Another way to write the succ funtion would be

def succ(self, node):
    for i in range(len(node)-2):
        j=i+3
        if node[i:j]==[1,1,0]:
            yield node[:i]+[0,0,1]+node[j:]
        if node[i:j]==[0,1,1]:
            yield node[:i]+[1,0,0]+node[j:]
        if node[i:j]==[1,0,0]:
            yield node[:i]+[0,0,1]+node[j:]
        if node[i:j]==[0,0,1]:
            yield node[:i]+[1,0,0]+node[j:]

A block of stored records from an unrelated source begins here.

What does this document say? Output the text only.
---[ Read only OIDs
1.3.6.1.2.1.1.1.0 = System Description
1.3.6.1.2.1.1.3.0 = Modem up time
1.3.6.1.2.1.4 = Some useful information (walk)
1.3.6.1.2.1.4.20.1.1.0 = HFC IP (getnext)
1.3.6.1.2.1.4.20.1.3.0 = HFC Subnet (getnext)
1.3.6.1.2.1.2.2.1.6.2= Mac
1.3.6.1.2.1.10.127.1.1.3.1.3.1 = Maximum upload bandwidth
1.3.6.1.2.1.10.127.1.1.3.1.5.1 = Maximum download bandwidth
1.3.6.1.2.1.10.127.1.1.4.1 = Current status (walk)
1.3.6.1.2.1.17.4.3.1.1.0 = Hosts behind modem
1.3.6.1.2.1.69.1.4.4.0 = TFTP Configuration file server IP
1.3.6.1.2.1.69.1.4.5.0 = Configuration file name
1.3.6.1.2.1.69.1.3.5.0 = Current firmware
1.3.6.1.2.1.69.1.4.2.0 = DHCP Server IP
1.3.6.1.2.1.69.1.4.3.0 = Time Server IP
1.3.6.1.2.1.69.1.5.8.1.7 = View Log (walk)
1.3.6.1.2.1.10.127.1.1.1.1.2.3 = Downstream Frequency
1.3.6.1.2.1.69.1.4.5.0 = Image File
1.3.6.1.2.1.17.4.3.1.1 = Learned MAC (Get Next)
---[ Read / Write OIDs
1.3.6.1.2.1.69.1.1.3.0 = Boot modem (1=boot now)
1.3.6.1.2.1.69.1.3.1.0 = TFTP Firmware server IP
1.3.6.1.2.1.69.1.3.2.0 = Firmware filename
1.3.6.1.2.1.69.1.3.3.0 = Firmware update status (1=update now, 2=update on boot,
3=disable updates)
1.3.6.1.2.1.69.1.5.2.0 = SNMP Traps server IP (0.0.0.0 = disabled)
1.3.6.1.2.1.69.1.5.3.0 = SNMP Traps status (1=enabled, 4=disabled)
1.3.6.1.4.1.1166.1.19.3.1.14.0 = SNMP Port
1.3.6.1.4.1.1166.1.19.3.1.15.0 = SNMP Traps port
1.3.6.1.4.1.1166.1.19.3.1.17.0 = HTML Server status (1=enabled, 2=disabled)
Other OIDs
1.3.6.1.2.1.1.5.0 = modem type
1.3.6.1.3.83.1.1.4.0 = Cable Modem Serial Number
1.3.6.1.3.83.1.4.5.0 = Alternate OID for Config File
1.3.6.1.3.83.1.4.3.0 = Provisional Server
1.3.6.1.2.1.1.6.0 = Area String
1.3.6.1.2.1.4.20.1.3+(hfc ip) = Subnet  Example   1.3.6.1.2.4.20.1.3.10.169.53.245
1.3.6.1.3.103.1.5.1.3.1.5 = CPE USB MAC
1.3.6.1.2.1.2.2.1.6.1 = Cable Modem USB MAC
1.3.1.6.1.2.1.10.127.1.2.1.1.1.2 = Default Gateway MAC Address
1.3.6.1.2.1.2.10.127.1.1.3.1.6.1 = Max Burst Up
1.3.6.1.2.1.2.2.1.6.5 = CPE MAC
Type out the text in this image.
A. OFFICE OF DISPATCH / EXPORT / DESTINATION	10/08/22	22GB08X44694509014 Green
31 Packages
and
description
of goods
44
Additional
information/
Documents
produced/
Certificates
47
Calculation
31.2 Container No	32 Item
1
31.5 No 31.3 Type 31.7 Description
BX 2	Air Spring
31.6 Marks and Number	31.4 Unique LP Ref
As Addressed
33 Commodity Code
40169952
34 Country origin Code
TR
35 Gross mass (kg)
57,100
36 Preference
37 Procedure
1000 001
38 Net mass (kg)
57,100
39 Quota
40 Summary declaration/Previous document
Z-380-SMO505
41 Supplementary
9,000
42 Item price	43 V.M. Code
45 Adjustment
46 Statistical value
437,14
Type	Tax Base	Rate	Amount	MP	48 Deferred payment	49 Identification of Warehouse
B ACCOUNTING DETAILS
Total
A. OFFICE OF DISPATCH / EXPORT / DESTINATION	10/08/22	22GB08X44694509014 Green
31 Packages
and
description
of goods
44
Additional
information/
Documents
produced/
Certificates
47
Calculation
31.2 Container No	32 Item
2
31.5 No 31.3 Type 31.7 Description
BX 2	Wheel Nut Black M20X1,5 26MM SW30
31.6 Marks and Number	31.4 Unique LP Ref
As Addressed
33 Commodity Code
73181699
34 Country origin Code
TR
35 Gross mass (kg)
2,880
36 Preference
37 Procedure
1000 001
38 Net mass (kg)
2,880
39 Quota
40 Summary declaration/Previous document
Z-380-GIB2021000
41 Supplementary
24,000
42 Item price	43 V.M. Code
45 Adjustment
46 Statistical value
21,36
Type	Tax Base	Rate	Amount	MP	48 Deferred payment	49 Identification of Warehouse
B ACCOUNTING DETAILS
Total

This tunes the depth first slightly by preferring moves that remove a peg


I haven't decyphered your succ() function, but assuming it works then the rest of the program indeed does depth-first search. I take it that the code doesn't terminate? If succ can return a state that was previously encountered then you might have an infinite decision tree and depth-first search could get stuck going down the infinite branch and miss the correct solution on another branch. In this case you need to use breadth-first search.